Management and Treatment Strategies
Management of bloody stool in infants is guided by the underlying diagnosis.
- Swallowed Maternal Blood and Anal Fissures: These are usually self-limiting and require no specific treatment other than reassurance and addressing constipation if present in cases of anal fissure (e.g., with dietary fiber or stool softeners in older infants).
- CMPA: Management involves eliminating cow’s milk protein from the infant’s diet. For formula-fed infants, switch to extensively hydrolyzed or amino acid-based formulas. For breastfed infants, maternal dairy elimination is necessary.
- NEC: Requires urgent medical and often surgical management. This includes NPO (nothing per os), intravenous fluids, antibiotics, respiratory support, and surgery if bowel perforation or severe disease is present.
- Infectious Enteritis: Management is primarily supportive with oral or intravenous rehydration. Antibiotics are generally not indicated for viral enteritis. Bacterial enteritis may require antibiotics depending on the pathogen and severity.
- Intestinal Malrotation with Volvulus and Hirschsprung’s Disease: These conditions require surgical intervention.
- Coagulation Disorders and Sepsis: Require specific medical management directed at the underlying condition.

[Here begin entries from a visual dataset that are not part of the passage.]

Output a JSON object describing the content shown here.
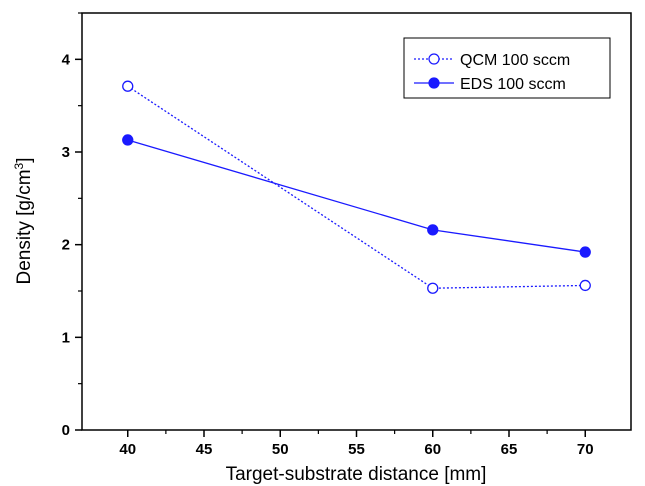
{
  "chart_data": {
    "type": "line",
    "title": "",
    "xlabel": "Target-substrate distance [mm]",
    "ylabel_parts": {
      "main": "Density [g/cm",
      "sup": "3",
      "end": "]"
    },
    "xlim": [
      37,
      73
    ],
    "ylim": [
      0,
      4.5
    ],
    "xticks": [
      40,
      45,
      50,
      55,
      60,
      65,
      70
    ],
    "yticks": [
      0,
      1,
      2,
      3,
      4
    ],
    "grid": false,
    "legend_position": "top-right",
    "color": "#1a1aff",
    "series": [
      {
        "name": "QCM 100 sccm",
        "marker": "open-circle",
        "line": "dotted",
        "x": [
          40,
          60,
          70
        ],
        "y": [
          3.71,
          1.53,
          1.56
        ]
      },
      {
        "name": "EDS 100 sccm",
        "marker": "filled-circle",
        "line": "solid",
        "x": [
          40,
          60,
          70
        ],
        "y": [
          3.13,
          2.16,
          1.92
        ]
      }
    ]
  }
}
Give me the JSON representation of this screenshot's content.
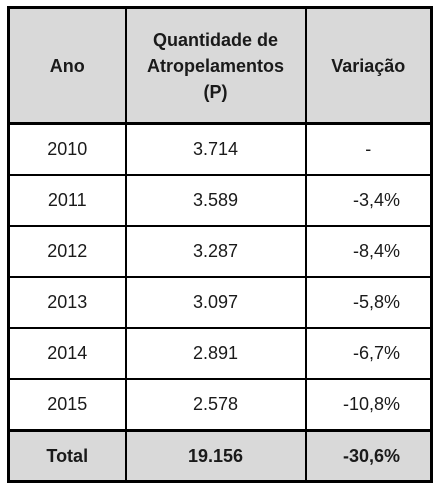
{
  "table": {
    "headers": [
      "Ano",
      "Quantidade de Atropelamentos (P)",
      "Variação"
    ],
    "header_lines": {
      "col2": [
        "Quantidade de",
        "Atropelamentos",
        "(P)"
      ]
    },
    "rows": [
      {
        "ano": "2010",
        "quantidade": "3.714",
        "variacao": "-"
      },
      {
        "ano": "2011",
        "quantidade": "3.589",
        "variacao": "-3,4%"
      },
      {
        "ano": "2012",
        "quantidade": "3.287",
        "variacao": "-8,4%"
      },
      {
        "ano": "2013",
        "quantidade": "3.097",
        "variacao": "-5,8%"
      },
      {
        "ano": "2014",
        "quantidade": "2.891",
        "variacao": "-6,7%"
      },
      {
        "ano": "2015",
        "quantidade": "2.578",
        "variacao": "-10,8%"
      }
    ],
    "total": {
      "label": "Total",
      "quantidade": "19.156",
      "variacao": "-30,6%"
    }
  },
  "colors": {
    "header_bg": "#d9d9d9",
    "border": "#000000"
  }
}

Figure 2: Age of Onset of Bloody Stool in Infants as a Diagnostic Indicator: Differentiating Causes Based on Onset within or after the First 7 Days of Life, including CMPA and NEC.
Conclusion
Bloody stool in infants presents a diagnostic challenge requiring a systematic and thoughtful approach. While many cases are benign, it is crucial to promptly identify and manage serious underlying conditions like NEC and intestinal obstruction. Understanding the differential diagnosis based on age of onset, feeding history, associated symptoms, and appropriate investigations allows clinicians to provide timely and effective care, ensuring the best possible outcomes for these young patients. A strong emphasis on breastfeeding support and judicious use of antibiotics are important considerations in the overall management strategy.